2. Head office location: no specific address is required at this point. The name of the province and, for a company registering in Bangkok, the district, is sufficient.
3. Company objectives: BSA Law can prepare a list of objectives for the client, although to assist in the preparation the client is requested to provide a description of all likely business activities in which the company might engage.
4. Registered capital: the initial registered capital of the company, including the number and par value of shares. The shares must have a stated par value.
5. Promoters: the names, addresses and occupations of three (3) promoters must be provided. The promoters must be individuals (i.e., not a juristic entity, such as a company or partnership), each of whom agrees to subscribe to the purchase of at least one share of the company at the time of formation. The names of the promoters will appear on a subscription list requiring the signatures of each of the promoters, a factor to consider when choosing the names of the individuals.
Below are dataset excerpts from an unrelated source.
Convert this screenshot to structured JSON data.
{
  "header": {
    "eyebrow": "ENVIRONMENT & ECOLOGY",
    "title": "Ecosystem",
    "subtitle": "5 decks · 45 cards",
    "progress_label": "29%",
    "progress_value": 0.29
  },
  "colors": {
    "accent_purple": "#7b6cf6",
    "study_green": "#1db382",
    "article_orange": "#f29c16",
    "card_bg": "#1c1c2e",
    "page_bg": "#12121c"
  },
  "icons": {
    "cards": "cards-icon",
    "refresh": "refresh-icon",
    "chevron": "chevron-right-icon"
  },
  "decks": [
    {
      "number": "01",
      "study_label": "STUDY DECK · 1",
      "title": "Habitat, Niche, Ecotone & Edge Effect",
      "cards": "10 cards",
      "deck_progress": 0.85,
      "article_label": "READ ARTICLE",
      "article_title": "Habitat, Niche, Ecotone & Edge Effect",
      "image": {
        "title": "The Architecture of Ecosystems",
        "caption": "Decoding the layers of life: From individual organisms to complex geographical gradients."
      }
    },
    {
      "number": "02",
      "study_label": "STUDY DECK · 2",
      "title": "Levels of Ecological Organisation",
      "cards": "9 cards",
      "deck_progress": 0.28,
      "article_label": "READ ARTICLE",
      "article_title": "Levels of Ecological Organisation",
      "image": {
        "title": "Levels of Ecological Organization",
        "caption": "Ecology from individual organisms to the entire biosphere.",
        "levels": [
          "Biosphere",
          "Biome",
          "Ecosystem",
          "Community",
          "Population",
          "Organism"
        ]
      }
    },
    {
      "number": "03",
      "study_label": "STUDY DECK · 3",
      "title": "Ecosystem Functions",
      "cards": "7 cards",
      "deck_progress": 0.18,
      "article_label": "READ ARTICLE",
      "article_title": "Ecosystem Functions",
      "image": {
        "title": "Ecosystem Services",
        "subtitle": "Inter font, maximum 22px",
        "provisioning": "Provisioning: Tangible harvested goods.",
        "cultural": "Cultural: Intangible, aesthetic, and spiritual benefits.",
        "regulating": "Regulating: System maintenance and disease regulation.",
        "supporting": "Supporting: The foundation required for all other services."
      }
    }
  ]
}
6. Shareholder liability: under Thai law, the liability of shareholders of a Thai company may be limited or unlimited. A company almost always chooses limited liability.
The application for registration of the memorandum is usually approved by the Department of Business Development within one or two working days. Upon approval, you must wait a minimum of eight days before registering the company.
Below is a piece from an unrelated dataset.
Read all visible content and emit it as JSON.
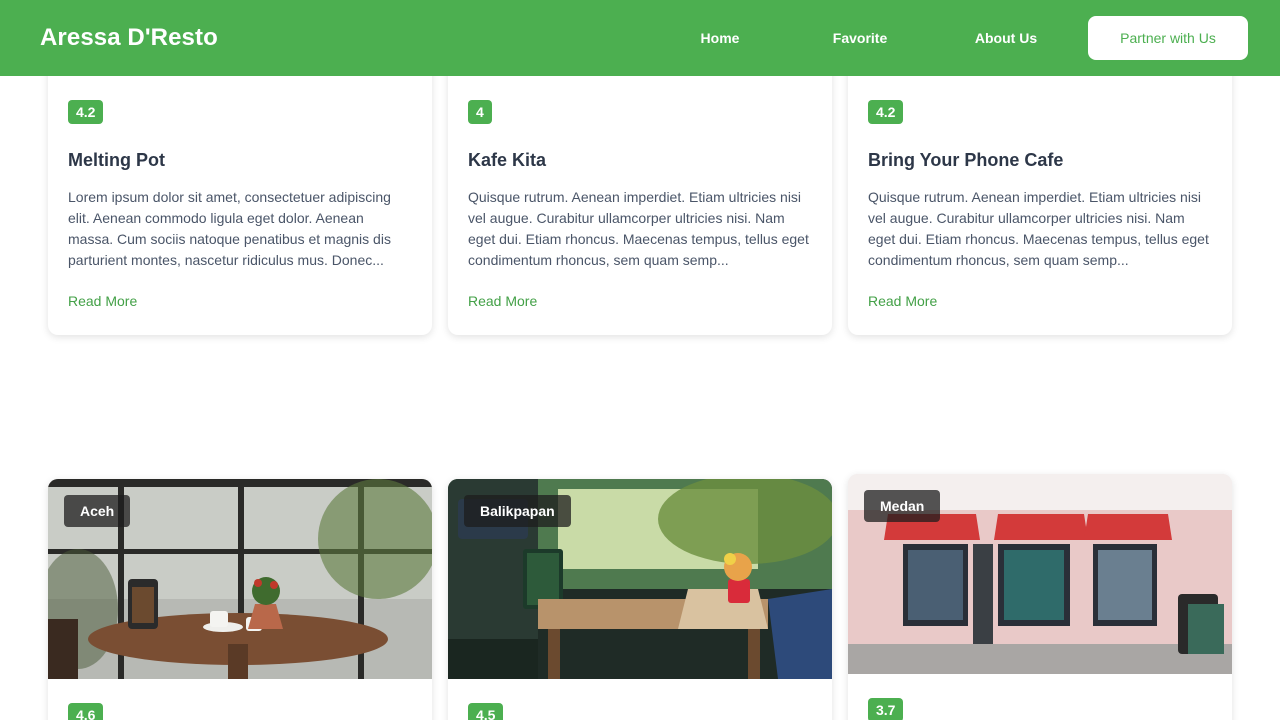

(C) Registration of the Company
Registration of the company requires the following:
1. Percentage of capital paid-up: a minimum of 25% of the company's registered capital must be paid.
2. Initial shareholders: names, addresses, occupations, and nationality of the initial shareholders of the company, including a statement of the number of shares held by each.
3. Initial shareholders: names, addresses, occupations, and nationality of the initial shareholders of the company, including a statement of the number of shares held by each.
4. Company seal: BSA Law can provide a simple seal upon request.
5. Bylaws of the company: BSA Law prepares standard bylaws unless the client specifically requests otherwise.
6. Directors: names, addresses, occupations, and nationalities of members of the initial board of directors. The directors of the company will have to sign applications, and provide signed copies of their passports (non-Thais) or personal identification cards and household registrations (Thais).
7. Authorized directors: the names of directors authorized to sign on behalf of the company should be identified. Additionally, the formalities of signing must be stated, such as whether the signature of one or more authorized directors is required and whether the stamp of the seal of the company is necessary. (Note: a foreigner who resides in Thailand and signs documents as an authorized director must have an alien work permit with the company)
8. Auditor: the name of a certified auditor, licensed to practice in Thailand, together with the auditor's C.P.A. number and the amount of remuneration to be paid for the audit of the first fiscal year, must be stated.
9. Fiscal year: normally the calendar year, but any other one-year period may be used instead.
10. Pre-formation costs or contracts: if the company intends to reimburse its promoters for expenses incurred before registration of the company, or if the company wishes to ratify any contract entered into before registration, such intention should be declared before registration.
III. Government Fees

The government fees for registration of a Memorandum of Association are 0.05% of registered capital, with a minimum of fee of Baht 500 and a maximum fee of Baht 25,000. The government fee for registration of the company is 0.5% of the registered capital of the company, with a minimum fee of Baht 5,000 and a maximum fee of Baht 250,000. There may also be incidental government fees, such as stamp duties during the registration process.